Nun saß sie jeden Samstagabend in der Küche unter der Haube – und las Zeitung. Glücklicherweise war das Ding so laut, dass sie gar nicht auf die Idee kam, es im Fernsehzimmer aufzubauen. 1972 wurde ein weiteres wichtiges Haushaltsgerät angeschafft: eine Bügelmaschine. Bei vier Kindern gab es jede Menge Wäsche. Meine Mutter kam auf die Idee, beides zu verbinden – also unter der Trockenhaube sitzend zu bügeln. Das war erst möglich, als die Trockenhaube Nummer II Einzug hielt – ohne Stativ und zum Aufblasen. Sie ließ mehr Bewegungsfreiheit zu.

Noch heute, mit 73 Jahren, dreht sich meine Mutter jeden Samstag die Haare ein und sitzt unter Trockenhaube Nummer IV oder V. Auch das neueste Modell macht immer noch Riesenlärm. Doch meine Mutter schwört auf Wellen.

Bis es in den frühen sechziger Jahren zur Trockenhaube „Favorit Luxus M 28“ mit dem Plexiglas-Schild kam, kam in den Friseur-Salons der dreißiger Jahre fast ausschließlich die „Meisterstück-Trockenhaube“ mit den metallenen Greifern zum Einsatz.

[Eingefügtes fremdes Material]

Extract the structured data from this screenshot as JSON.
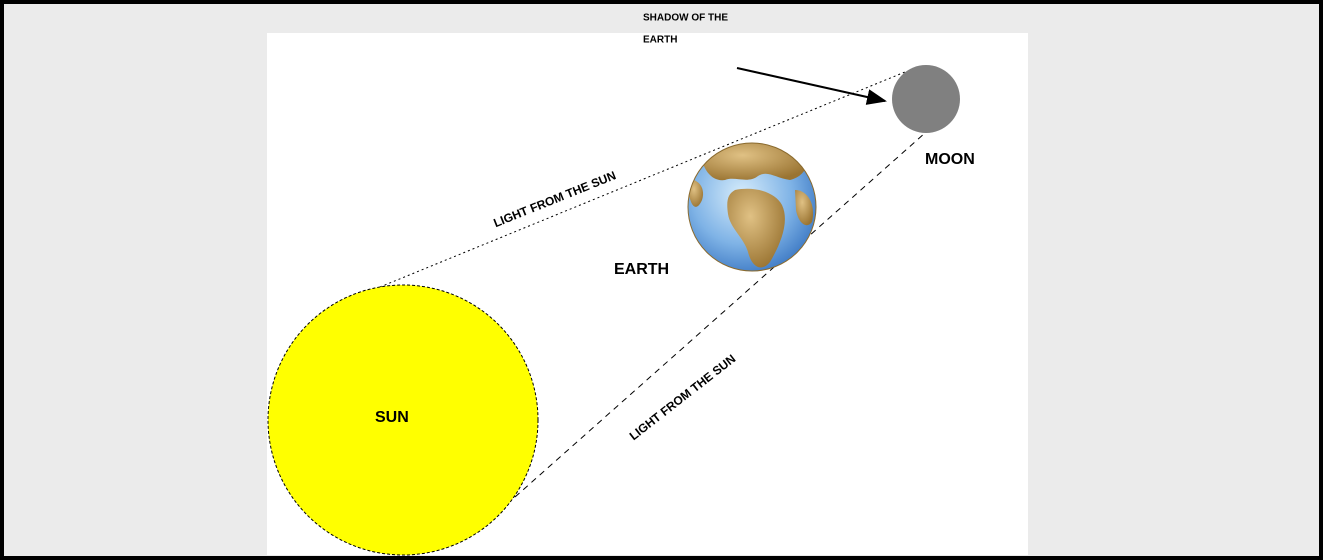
{
  "diagram": {
    "sun_label": "SUN",
    "earth_label": "EARTH",
    "moon_label": "MOON",
    "shadow_label": [
      "SHADOW OF THE",
      "EARTH"
    ],
    "light_labels": [
      "LIGHT FROM THE SUN",
      "LIGHT FROM THE SUN"
    ]
  }
}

Bei ihnen wurde Frischluft angesaugt und elektrisch aufgeheizt. Das Modell „Luxus“ mit einem gleichmäßigen Luftstrom war eine Wohltat: leiser, schneller, effektiver.

Wellas-Meisterstück hingegen arbeitete meist mit Gleichstrom und hatte trotz hohem Stromverbrauch nur einen bescheidenen Wirkungsgrad. 1950 begann das Unternehmen mit der Erforschung der Haartrocknung.

Forschungsobjekt

Wella war in den 1940er-Jahren nur der Markenname, 1950 wurde er Firmenname. Dahinter stand die Franz Ströher AG, die aus der 1880 gegründeten Franz Ströher OHG hervorgegangen war. Sitz des Unternehmens war in Rothenkirchen im Vogtland. 1938 zog das Unternehmen nach Apolda um, 1945 kam der Umzug nach Hünfeld in Hessen – dort wurde nach dem Krieg von ehemaligen Mitarbeitern die Ondal GmbH gegründet und die Produktion angesiedelt. Der Firmensitz wurde 1950 nach Darmstadt verlegt.

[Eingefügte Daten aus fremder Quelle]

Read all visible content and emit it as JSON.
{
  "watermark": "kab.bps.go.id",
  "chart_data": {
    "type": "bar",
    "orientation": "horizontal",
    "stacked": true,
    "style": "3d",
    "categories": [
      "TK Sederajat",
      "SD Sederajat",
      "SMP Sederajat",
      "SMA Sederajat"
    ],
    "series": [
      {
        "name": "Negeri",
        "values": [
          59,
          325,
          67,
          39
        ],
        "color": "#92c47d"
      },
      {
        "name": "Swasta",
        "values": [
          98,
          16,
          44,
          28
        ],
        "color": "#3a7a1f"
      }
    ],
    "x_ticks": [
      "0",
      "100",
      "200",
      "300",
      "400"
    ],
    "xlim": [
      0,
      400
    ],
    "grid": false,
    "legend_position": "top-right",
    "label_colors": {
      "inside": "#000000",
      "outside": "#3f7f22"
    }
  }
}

Mit Silenta kam 1953 die erste Strömungshaube auf den Markt. Es folgte das Hochleistungsaggregat „Silenta Plus“ – und Wella begann mit der systematischen „Erforschung des wärmephysiologischen Verhaltens der Frau unter der Haube“. Dies führte dazu, dass spezielle Präzisionsregler entwickelt wurden, mit der die Temperatur angepasst werden konnte.

Vollströmungshaube „Favorit“ konnte so fein justiert werden, dass das Haar von „Kundinnen mit extremem Kopfversatz“ an allen Kopfpartien gleichmäßig getrocknet wurde. Wie viele Hauben letztlich in all den Jahren produziert wurden und an den Samstagen Frauen glücklich machten, vermag niemand zu sagen.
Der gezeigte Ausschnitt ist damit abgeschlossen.